Title: Go Set a Watchman
Author: Harper Lee
Release Date: July 14, 2015
Buy Links: Amazon/Barnes & Noble
From Harper Lee comes a landmark new novel set two decades after her beloved Pulitzer Prize–winning masterpiece, To Kill a Mockingbird.
Maycomb, Alabama. Twenty-six-year-old Jean Louise Finch—”Scout”—returns home from New York City to visit her aging father, Atticus. Set against the backdrop of the civil rights tensions and political turmoil that were transforming the South, Jean Louise’s homecoming turns bittersweet when she learns disturbing truths about her close-knit family, the town, and the people dearest to her. Memories from her childhood flood back, and her values and assumptions are thrown into doubt. Featuring many of the iconic characters from To Kill a Mockingbird, Go Set a Watchman perfectly captures a young woman, and a world, in painful yet necessary transition out of the illusions of the past—a journey that can only be guided by one’s own conscience.
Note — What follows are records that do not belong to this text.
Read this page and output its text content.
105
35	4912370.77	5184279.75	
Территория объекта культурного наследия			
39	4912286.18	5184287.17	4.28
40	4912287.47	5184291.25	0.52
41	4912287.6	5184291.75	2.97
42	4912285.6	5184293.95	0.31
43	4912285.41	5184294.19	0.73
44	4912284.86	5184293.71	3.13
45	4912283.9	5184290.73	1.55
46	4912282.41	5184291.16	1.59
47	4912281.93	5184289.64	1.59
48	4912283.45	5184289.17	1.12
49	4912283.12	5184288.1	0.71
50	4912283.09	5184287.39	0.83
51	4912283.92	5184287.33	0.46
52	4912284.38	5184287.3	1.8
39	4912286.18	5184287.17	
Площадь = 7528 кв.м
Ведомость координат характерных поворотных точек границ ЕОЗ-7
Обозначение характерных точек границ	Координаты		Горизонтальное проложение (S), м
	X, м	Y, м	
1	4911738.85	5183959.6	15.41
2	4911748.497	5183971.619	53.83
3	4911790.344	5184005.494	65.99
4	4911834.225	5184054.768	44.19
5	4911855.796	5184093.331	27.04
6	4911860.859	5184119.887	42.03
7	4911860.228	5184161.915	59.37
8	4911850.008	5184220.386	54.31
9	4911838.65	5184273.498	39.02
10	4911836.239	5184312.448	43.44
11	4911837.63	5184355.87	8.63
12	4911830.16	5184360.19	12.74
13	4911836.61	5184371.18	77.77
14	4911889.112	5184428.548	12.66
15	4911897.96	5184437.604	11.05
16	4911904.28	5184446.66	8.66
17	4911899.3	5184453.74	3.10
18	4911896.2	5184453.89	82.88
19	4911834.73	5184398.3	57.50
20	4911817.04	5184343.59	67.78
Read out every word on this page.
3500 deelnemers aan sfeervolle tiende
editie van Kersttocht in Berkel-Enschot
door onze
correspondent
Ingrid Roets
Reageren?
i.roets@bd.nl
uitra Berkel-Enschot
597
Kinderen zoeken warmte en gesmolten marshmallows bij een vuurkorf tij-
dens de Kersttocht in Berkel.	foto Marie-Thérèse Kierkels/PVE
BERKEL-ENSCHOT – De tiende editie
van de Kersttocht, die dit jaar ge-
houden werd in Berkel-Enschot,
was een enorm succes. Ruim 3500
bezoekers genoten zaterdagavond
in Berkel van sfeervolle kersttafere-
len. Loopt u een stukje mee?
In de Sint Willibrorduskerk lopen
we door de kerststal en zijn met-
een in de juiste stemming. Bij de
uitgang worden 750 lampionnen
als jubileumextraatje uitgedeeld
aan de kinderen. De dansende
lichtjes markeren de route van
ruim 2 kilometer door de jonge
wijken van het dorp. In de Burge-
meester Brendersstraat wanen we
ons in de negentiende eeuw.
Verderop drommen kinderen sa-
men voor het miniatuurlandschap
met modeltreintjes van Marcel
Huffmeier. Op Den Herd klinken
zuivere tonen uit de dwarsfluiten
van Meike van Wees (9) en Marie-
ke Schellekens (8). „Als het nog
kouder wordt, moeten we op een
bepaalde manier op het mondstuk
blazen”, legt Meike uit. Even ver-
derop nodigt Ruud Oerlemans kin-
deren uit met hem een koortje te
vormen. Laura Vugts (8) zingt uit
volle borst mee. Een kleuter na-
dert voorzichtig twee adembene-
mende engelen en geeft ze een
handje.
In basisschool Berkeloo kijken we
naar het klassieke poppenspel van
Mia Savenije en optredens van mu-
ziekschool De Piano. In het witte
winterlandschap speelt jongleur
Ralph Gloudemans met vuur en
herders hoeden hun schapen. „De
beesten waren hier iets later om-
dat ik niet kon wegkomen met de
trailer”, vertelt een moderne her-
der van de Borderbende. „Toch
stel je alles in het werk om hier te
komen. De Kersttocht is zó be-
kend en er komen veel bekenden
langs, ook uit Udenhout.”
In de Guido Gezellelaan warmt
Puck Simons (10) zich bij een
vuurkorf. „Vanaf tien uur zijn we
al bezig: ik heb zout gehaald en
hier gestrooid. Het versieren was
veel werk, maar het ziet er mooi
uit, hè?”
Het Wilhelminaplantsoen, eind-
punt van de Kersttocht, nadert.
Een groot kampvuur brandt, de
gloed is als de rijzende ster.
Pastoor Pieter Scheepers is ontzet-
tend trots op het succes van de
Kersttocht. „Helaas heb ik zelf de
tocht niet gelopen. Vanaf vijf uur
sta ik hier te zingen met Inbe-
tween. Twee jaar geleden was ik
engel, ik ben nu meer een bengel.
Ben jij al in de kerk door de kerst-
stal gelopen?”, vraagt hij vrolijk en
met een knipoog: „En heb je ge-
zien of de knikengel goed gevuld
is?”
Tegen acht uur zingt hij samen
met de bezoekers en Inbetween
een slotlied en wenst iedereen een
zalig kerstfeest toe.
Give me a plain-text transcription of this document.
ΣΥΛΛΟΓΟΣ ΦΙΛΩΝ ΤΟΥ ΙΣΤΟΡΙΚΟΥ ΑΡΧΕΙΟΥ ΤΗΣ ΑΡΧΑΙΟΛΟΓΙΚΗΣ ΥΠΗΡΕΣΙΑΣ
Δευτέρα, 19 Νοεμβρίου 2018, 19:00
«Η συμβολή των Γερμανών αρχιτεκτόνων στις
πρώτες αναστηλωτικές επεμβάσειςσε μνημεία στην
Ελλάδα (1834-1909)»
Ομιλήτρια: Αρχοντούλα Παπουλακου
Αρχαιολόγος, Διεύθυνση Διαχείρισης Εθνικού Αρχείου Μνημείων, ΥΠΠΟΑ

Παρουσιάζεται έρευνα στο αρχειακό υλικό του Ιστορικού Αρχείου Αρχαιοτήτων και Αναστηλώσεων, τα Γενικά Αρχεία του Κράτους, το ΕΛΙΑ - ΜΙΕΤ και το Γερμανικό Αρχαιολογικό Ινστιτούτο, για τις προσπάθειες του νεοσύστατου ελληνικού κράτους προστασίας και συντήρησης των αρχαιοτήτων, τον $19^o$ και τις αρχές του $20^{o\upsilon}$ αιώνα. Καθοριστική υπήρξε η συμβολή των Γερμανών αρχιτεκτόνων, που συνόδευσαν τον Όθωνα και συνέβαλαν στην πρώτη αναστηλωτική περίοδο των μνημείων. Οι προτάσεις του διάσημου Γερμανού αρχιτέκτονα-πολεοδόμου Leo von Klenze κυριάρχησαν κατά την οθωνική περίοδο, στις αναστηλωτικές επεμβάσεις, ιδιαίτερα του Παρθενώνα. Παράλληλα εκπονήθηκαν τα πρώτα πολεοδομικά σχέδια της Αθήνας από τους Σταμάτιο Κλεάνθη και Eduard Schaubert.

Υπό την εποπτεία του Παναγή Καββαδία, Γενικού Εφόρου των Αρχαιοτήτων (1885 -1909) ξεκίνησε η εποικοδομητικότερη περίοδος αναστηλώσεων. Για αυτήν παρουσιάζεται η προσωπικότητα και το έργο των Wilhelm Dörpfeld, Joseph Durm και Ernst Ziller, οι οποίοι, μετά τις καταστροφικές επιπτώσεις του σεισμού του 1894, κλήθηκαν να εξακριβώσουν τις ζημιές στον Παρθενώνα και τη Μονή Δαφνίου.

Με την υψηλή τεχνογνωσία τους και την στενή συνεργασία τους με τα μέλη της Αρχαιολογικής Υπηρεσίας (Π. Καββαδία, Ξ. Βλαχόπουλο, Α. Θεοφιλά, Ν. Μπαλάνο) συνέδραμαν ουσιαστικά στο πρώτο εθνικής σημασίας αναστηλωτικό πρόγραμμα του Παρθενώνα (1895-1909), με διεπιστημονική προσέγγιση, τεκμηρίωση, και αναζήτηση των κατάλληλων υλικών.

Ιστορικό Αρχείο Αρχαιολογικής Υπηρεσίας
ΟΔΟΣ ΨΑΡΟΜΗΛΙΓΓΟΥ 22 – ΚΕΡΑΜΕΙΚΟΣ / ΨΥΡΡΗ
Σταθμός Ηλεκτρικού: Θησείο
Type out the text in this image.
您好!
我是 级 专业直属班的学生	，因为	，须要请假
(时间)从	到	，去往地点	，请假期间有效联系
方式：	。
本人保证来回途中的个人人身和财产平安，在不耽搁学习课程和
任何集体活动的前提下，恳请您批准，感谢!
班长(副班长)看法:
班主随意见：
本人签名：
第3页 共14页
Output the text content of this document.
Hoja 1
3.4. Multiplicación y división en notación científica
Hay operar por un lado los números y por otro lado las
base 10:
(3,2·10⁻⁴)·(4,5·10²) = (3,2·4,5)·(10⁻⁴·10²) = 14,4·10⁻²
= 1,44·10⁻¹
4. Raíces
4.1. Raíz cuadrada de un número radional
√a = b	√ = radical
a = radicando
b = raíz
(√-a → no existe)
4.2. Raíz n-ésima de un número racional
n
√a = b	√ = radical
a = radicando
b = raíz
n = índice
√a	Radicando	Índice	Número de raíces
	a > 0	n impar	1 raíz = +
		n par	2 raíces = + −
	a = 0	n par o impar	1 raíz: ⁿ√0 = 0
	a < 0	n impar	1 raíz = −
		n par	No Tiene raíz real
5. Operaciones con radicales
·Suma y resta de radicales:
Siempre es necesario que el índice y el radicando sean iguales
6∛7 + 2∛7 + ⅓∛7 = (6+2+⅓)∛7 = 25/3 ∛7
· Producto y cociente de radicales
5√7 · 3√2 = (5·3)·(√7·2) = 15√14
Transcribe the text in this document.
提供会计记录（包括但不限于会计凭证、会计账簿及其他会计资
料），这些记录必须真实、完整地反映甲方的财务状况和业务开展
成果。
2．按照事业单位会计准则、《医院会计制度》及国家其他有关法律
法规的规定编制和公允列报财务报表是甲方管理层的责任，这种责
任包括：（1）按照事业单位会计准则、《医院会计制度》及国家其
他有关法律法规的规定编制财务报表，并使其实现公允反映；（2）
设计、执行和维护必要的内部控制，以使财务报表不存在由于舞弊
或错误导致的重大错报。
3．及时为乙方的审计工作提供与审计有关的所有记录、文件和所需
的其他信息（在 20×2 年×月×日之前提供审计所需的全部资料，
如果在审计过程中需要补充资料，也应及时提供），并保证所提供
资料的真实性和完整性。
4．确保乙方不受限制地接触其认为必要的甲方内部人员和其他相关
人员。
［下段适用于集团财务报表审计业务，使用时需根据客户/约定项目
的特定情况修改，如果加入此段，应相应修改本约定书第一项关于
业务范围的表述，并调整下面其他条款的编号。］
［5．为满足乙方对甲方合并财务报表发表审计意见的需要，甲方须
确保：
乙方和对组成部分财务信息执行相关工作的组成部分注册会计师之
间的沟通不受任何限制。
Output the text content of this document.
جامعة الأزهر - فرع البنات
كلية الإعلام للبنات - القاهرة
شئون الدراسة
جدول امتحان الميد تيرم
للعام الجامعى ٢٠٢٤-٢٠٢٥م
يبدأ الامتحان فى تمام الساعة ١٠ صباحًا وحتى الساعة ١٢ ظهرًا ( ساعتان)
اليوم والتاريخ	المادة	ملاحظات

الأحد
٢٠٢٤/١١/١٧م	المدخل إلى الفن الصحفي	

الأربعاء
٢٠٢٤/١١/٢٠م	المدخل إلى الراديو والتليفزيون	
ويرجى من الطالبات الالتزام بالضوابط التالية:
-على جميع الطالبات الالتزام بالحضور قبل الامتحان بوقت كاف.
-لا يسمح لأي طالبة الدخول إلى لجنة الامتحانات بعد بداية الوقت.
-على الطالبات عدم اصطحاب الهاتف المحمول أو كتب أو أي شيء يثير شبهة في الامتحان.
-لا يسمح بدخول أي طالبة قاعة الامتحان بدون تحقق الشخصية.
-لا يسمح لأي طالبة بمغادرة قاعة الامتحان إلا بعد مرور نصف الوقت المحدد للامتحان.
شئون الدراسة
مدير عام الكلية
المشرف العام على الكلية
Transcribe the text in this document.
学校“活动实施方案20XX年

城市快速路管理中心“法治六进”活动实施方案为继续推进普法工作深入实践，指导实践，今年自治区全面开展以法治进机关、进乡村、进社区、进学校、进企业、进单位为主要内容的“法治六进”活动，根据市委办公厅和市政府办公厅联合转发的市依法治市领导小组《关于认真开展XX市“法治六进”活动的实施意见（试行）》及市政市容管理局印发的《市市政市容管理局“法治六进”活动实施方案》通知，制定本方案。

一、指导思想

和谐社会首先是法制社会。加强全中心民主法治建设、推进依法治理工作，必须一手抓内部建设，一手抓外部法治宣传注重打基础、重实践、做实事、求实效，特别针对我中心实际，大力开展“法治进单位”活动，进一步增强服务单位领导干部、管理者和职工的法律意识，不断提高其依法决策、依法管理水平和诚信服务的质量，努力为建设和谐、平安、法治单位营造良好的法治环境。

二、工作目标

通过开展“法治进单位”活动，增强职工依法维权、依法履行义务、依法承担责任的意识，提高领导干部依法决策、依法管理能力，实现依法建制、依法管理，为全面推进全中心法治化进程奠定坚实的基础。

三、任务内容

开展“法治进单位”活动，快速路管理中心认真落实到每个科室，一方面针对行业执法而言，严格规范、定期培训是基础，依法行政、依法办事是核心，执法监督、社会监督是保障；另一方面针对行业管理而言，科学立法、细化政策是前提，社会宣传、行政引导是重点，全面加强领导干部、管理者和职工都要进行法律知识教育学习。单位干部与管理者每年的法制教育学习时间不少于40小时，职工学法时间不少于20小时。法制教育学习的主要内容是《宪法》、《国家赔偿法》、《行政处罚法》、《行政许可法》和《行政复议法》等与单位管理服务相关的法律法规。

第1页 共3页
Written in the mid-1950s, Go Set a Watchman imparts a fuller, richer understanding and appreciation of Harper Lee. Here is an unforgettable novel of wisdom, humanity, passion, humor, and effortless precision—a profoundly affecting work of art that is both wonderfully evocative of another era and relevant to our own times. It not only confirms the enduring brilliance of To Kill a Mockingbird, but also serves as its essential companion, adding depth, context, and new meaning to an American classic.
This book has been the center of a lot of controversy. Some say Harper Lee never intended to have it published after it was originally rejected. We will never know if that is true or not.
Another topic of controversy is that people say this is a sequel to the novel To Kill a Mockingbird. That is not true. This story was written first and rejected by her publicist so she rewrote it to be what we know as To Kill a Mockingbird.
Now on to my actual review:
Jean Louise “Scout” is 26 and comes back home to visit her father. Scout is all grown up and live in New York now. She has rose colored glasses on of how her beloved South really is.
Scout is before her time she doesn’t see someone based on the color of their skin. She bases a person by their morals and how they conduct themselves. Racism was still in full effect when she goes home to visit, the NNACP is trying to take over as well.
It’s hard for us when we realize the way we view our parents as a child, is not the way we view them as an adult. Scout was forced to see exactly how her family is.
This was not my favorite book but it’s not the worst I’ve read either.